In a working paper from 2012, Eli Dourado, director of the Mercatus Center’s Technology Policy Program, points out how decentralized, ad-hoc affiliations of volunteer security experts actually keep the Internet up and running day to day. Appropriately titled Internet Security Without Law, the paper gives an excellent rundown of how the Internet maintains high standards of security without any official oversight or hierarchical power structure dictating commands.

Computer security incident response teams (CSIRTs) form the backbone of online monitoring. As Dourado defines it, “a CSIRT is a team of technical experts that monitors traffic, identifies threats and vulnerabilities, and formulates solutions to security problems.” CSIRTs can be based at universities, nonprofits, private companies, or government agencies; individual security experts can also form teams. The key to their success is a system that empowers individual experts to respond quickly and efficiently to emerging threats without unnecessary roadblocks. This polycentric approach is best suited to the decentralized and ubiquitous nature of Internet communications – any imposition of hierarchical, top-down standardization of control would only inhibit the seamless operation of the global Internet.

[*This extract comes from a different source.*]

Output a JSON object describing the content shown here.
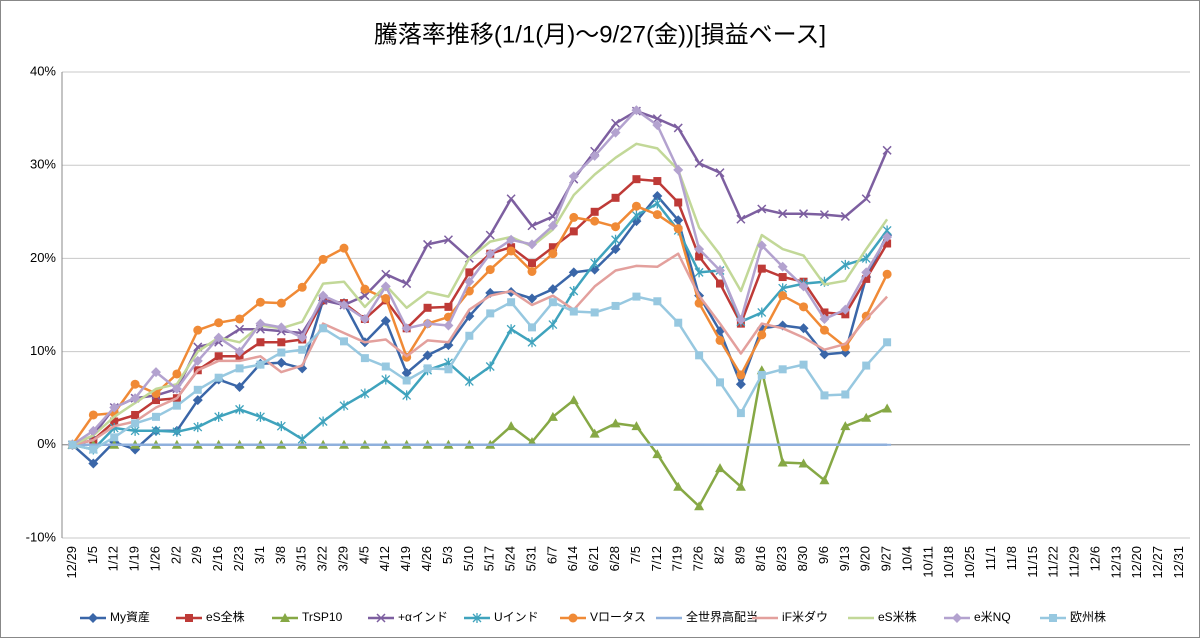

Similarly, Milton Mueller, in his modern classic, Networks and States, points out that most of the work of ensuring online security “is done not by national states promulgating and enforcing public law, but by private actors in emergent forms of peer production, network organizations, and markets.” The governance of cybersecurity occurs primarily through ad-hoc, informal trust-based relationships established among online security experts. “States are players in these arrangements,” Mueller contends, “but are rarely in a position to exert hierarchical power.” Rather, states serve as partners in, not officiators of, online security.

Sometimes the best solutions don’t reside in particular bills or policy proposals; sometimes they lie in the hands of individuals cooperating without oversight or unnecessary bureaucratic impediments. Such arrangements have served the Internet pretty well thus far, and there’s no reason to believe they wouldn’t continue to succeed.

No piece of legislation can possibly serve as a silver-bullet solution for perfecting a cybersecurity framework, but CISA will do little to nothing at all in this vein. Rather, it will only serve to reinvigorate the intelligence community’s domestic surveillance apparatus, further eroding fundamental civil liberties and pushing America towards a Bethamite social panopticon.

As the debates surrounding surveillance reform gain steam, we must be mindful of the limits of legislation in enhancing online security.